Trees can redirect large volumes of rainwater to the base of their stems. This stemflow not only redistributes water but also channels canopy-derived solutes to the forest floor. Building on research showing canopy geometry and bark properties govern stemflow volumes, we examined how those same traits modulate the biogeochemical side of this flux. Over a 12-month period in Jamari National Forest (Brazil), we quantified stemflow volume and solute chemistry for 19 trees grouped by diameter at breast height (D: < 10, 10–20 and > 20 cm), crown area (CA: < 30, 30–60 and > 60 m2) and bark texture (smooth, fissured and rough). Small-stemmed, smooth-barked trees produced the greatest stemflow yields, whereas large-stemmed, rough-barked trees generated lower volumes but higher mean ion concentrations. Macronutrient-rich species appear to flip the usual water-flux story on its head. For example, calcium and potassium (two key nutrients for plant growth) rose sharply from 1.1 kg-Ca2+ ha−1 and 4.9 kg-K+ ha−1 in small, smooth-barked trees to 6.3 and 7.7 kg ha−1, respectively, in large rough-barked individuals. In contrast, trace anions such as chloride and bromide declined with size and roughness (Cl−: 1.3 to 0.4 kg ha−1; Br−: 0.20 to 0.03 kg ha−1).
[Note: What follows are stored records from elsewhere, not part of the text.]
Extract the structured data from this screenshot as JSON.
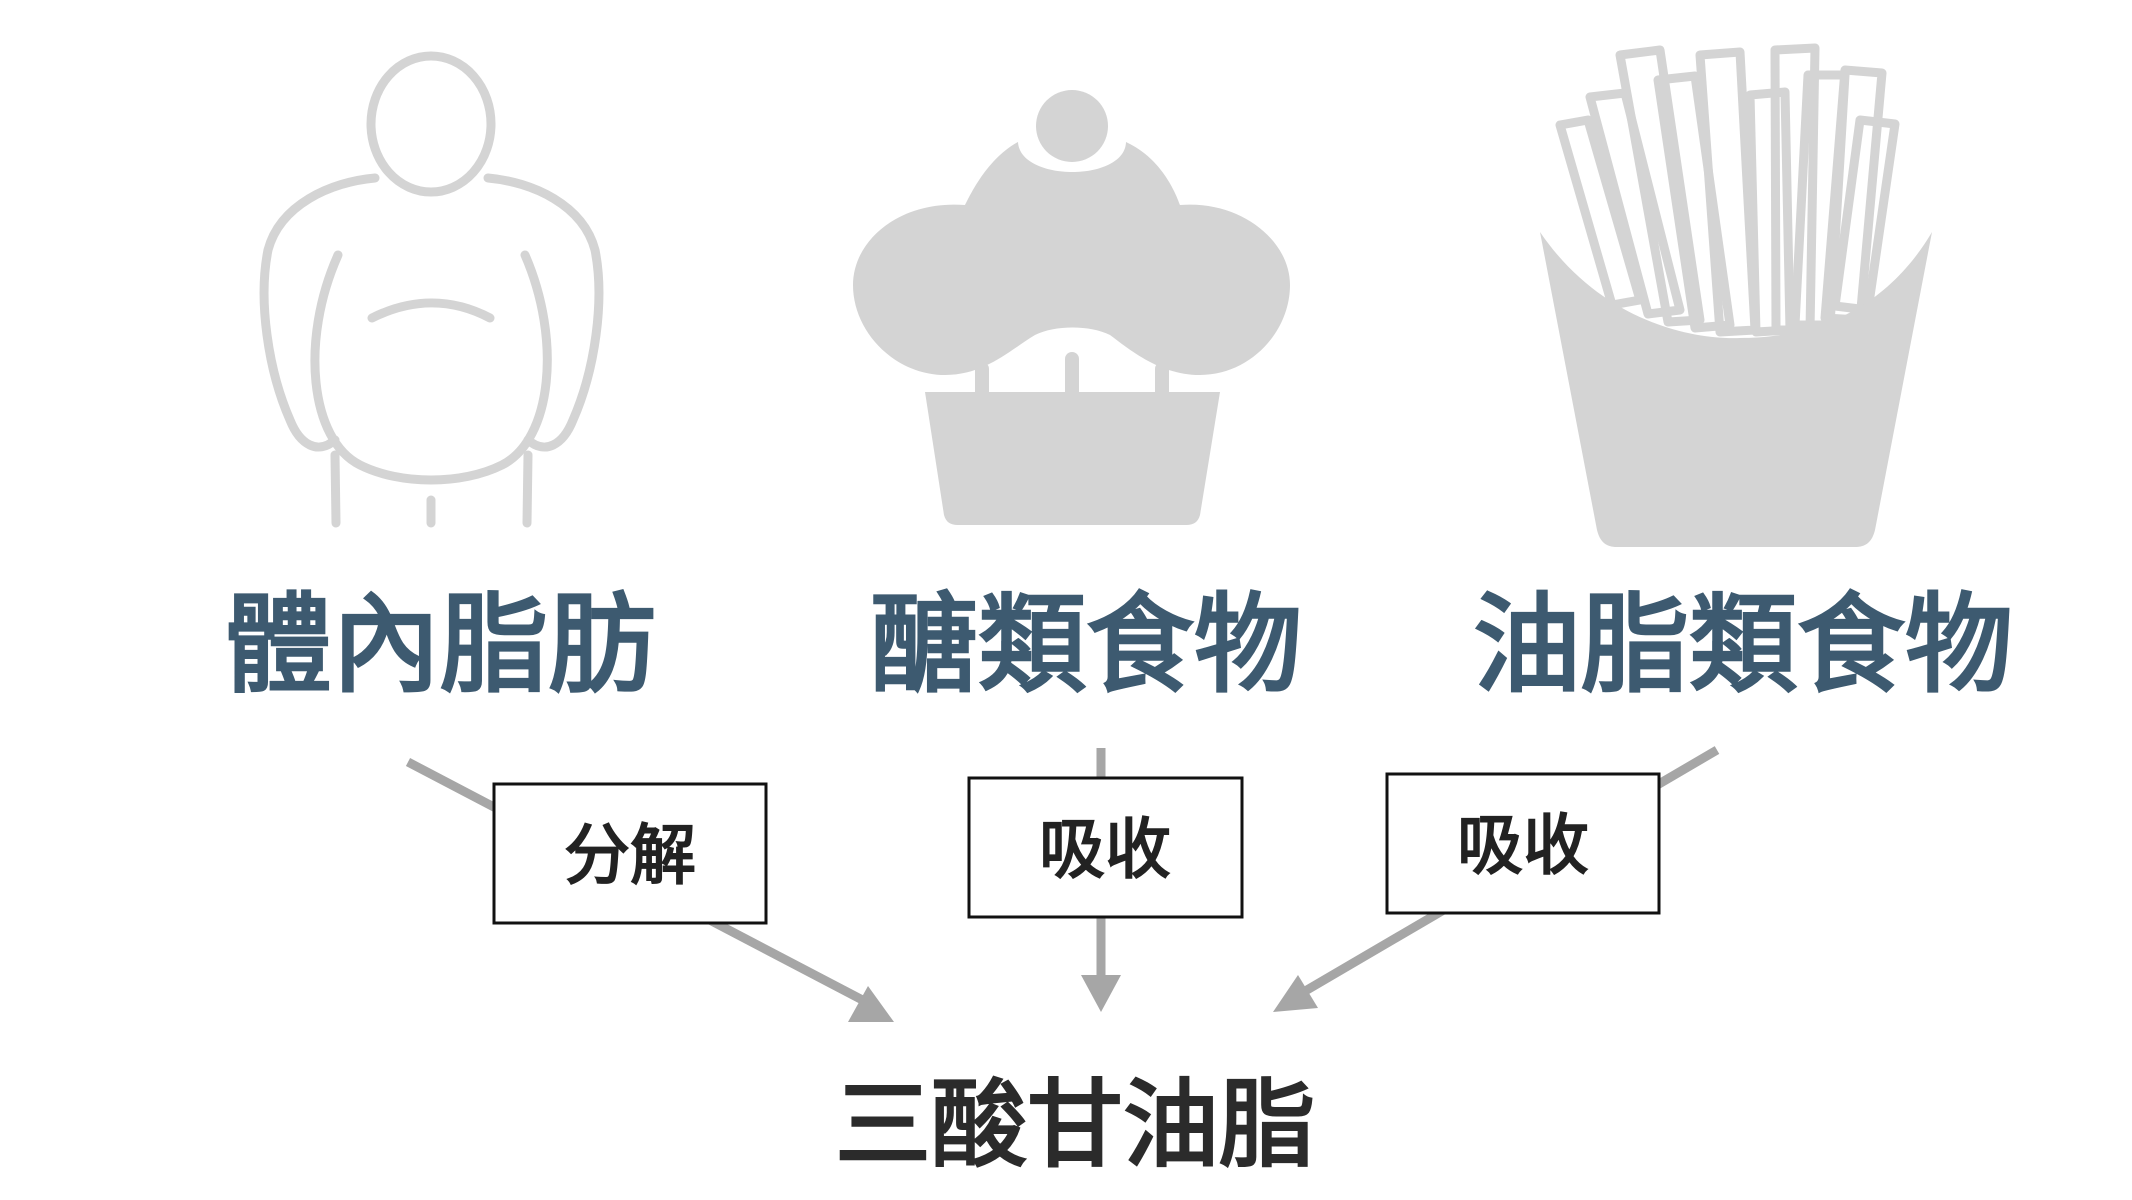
{
  "colors": {
    "source_label": "#3d5a70",
    "icon_fill": "#d4d4d4",
    "arrow": "#a6a6a6",
    "box_border": "#111111",
    "result_label": "#2b2b2b"
  },
  "sources": [
    {
      "label": "體內脂肪",
      "icon": "body-fat-person-icon"
    },
    {
      "label": "醣類食物",
      "icon": "cupcake-icon"
    },
    {
      "label": "油脂類食物",
      "icon": "french-fries-icon"
    }
  ],
  "processes": [
    {
      "label": "分解"
    },
    {
      "label": "吸收"
    },
    {
      "label": "吸收"
    }
  ],
  "result": {
    "label": "三酸甘油脂"
  }
}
These contrasting patterns show that although small, smooth trees may dominate stemflow water routing, older, structurally complex trees disproportionately deliver the nutrients that drive forest productivity. Consequently, conserving structural diversity—including mature, rough-barked specimens—is essential for maintaining biogeochemical cycling in Amazonian forests threatened by deforestation and climate change.